BOSTON (Reuters) - Two influential proxy advisory firms said Dine Brands Global Inc (DIN.N) shareholders should reject a proposal to spin off its IHOP pancake house chain in a rebuke to activist investment firm JCP Investment Partnership which proposed the plan.
Institutional Shareholder Services and Glass Lewis both recommended votes against JCP’s shareholder proposal that Glendale, California-based Dine hire an investment bank in order to turn IHOP into a separately traded public company, the two reports, which were seen by Reuters on Wednesday, say.
The firms’ recommendations carry considerable weight with investors who will cast votes at Dine’s annual meeting on May 12.
ISS and Glass Lewis both said JCP’s arguments that Dine would be better off letting the pancake house chain become a standalone company were not convincing. Dine also owns Applebee’s Grill & Bar in addition to IHOP.
JCP “has not provided a thorough quantitative assessment to support its arguments,” the Glass Lewis report said, adding “this proposal is overly prescriptive and would limit the board’s ability to fully consider other potential strategic alternatives.”

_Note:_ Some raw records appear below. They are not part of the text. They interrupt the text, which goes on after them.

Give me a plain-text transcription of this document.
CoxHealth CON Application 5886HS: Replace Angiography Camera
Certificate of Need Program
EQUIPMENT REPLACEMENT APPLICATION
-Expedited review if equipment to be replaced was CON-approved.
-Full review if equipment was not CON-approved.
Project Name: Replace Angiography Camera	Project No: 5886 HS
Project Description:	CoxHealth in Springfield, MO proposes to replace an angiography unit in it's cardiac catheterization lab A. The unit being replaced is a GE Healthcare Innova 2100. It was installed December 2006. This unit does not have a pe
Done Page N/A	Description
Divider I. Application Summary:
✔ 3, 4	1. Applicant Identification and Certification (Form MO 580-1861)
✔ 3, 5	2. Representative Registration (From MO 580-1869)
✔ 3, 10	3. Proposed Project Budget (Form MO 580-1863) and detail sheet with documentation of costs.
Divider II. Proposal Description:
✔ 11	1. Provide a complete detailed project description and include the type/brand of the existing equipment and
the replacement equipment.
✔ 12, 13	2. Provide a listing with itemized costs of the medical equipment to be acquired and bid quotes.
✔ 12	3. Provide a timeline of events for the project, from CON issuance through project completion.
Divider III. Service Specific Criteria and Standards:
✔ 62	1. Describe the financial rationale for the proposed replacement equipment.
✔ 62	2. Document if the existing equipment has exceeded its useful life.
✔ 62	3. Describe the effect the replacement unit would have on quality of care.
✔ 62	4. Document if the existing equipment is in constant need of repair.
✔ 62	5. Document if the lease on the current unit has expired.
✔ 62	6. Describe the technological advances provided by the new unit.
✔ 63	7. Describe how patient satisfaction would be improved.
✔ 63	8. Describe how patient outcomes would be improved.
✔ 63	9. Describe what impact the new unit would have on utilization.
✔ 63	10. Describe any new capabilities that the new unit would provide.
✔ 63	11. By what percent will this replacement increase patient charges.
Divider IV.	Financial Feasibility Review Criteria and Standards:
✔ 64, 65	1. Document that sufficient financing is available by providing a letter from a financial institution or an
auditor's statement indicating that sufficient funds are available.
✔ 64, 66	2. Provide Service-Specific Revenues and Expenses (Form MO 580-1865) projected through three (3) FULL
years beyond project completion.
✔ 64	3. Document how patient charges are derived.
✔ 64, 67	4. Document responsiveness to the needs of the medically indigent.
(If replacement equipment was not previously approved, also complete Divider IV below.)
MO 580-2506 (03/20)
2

JCP’s shareholder proposal became public in a regulatory filing earlier this month and has not gained much traction at a time most U.S. restaurants have largely been ordered to shut in order to help slow the spread of the coronavirus.
The investment firm did not respond to a request for comment and a spokesman for Dine declined to comment.

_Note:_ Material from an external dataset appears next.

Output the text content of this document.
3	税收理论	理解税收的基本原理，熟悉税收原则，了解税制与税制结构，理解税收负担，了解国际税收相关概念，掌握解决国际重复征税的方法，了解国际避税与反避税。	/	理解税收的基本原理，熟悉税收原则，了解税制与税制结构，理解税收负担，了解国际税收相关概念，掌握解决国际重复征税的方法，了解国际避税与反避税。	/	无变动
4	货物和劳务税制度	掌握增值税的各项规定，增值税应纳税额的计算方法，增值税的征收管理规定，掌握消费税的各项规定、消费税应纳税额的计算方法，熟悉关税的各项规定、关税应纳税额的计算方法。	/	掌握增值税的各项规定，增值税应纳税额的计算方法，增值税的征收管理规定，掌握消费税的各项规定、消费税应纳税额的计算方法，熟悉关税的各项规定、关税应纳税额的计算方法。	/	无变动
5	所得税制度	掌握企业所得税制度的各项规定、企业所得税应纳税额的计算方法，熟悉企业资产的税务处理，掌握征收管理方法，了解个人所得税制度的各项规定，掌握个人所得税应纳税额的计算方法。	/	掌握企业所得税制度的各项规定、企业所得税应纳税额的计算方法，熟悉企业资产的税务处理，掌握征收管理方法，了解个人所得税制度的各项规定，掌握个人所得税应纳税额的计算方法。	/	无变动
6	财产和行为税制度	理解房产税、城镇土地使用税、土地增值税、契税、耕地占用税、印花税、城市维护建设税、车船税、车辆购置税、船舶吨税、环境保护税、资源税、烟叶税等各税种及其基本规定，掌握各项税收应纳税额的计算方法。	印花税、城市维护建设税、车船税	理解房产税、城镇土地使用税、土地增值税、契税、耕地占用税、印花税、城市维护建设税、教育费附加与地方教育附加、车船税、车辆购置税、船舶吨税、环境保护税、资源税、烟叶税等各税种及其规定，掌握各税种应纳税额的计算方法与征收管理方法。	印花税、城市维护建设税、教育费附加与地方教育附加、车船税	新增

ISS said bluntly that hiring an investment bank now to try and spin off a restaurant chain at a time few people are dining out would be a waste of time and money. “Hiring an investment banker to effect a spinoff of IHOP may not be considered a prudent use of board and management resources at this time,” the report said.
JCP, a Houston-based firm run by James Pappas, argued that “the valuation increase and potential earnings increase for IHOP would vastly outweigh the existing synergies associated with keeping IHOP and Applebee’s together.”
Much has changed for investors after a historic stock-market selloff and as 26 million U.S. jobs were lost in the last five weeks. Many activist investors have quickly and often quietly dropped demands for change to let management navigate the crisis.
The Pappas family has deep roots in the restaurant business as James’ father, Christopher Pappas, is president and chief executive officer of restaurant chain Luby’s Inc (LUB.N), which operates the Fuddruckers chain among others.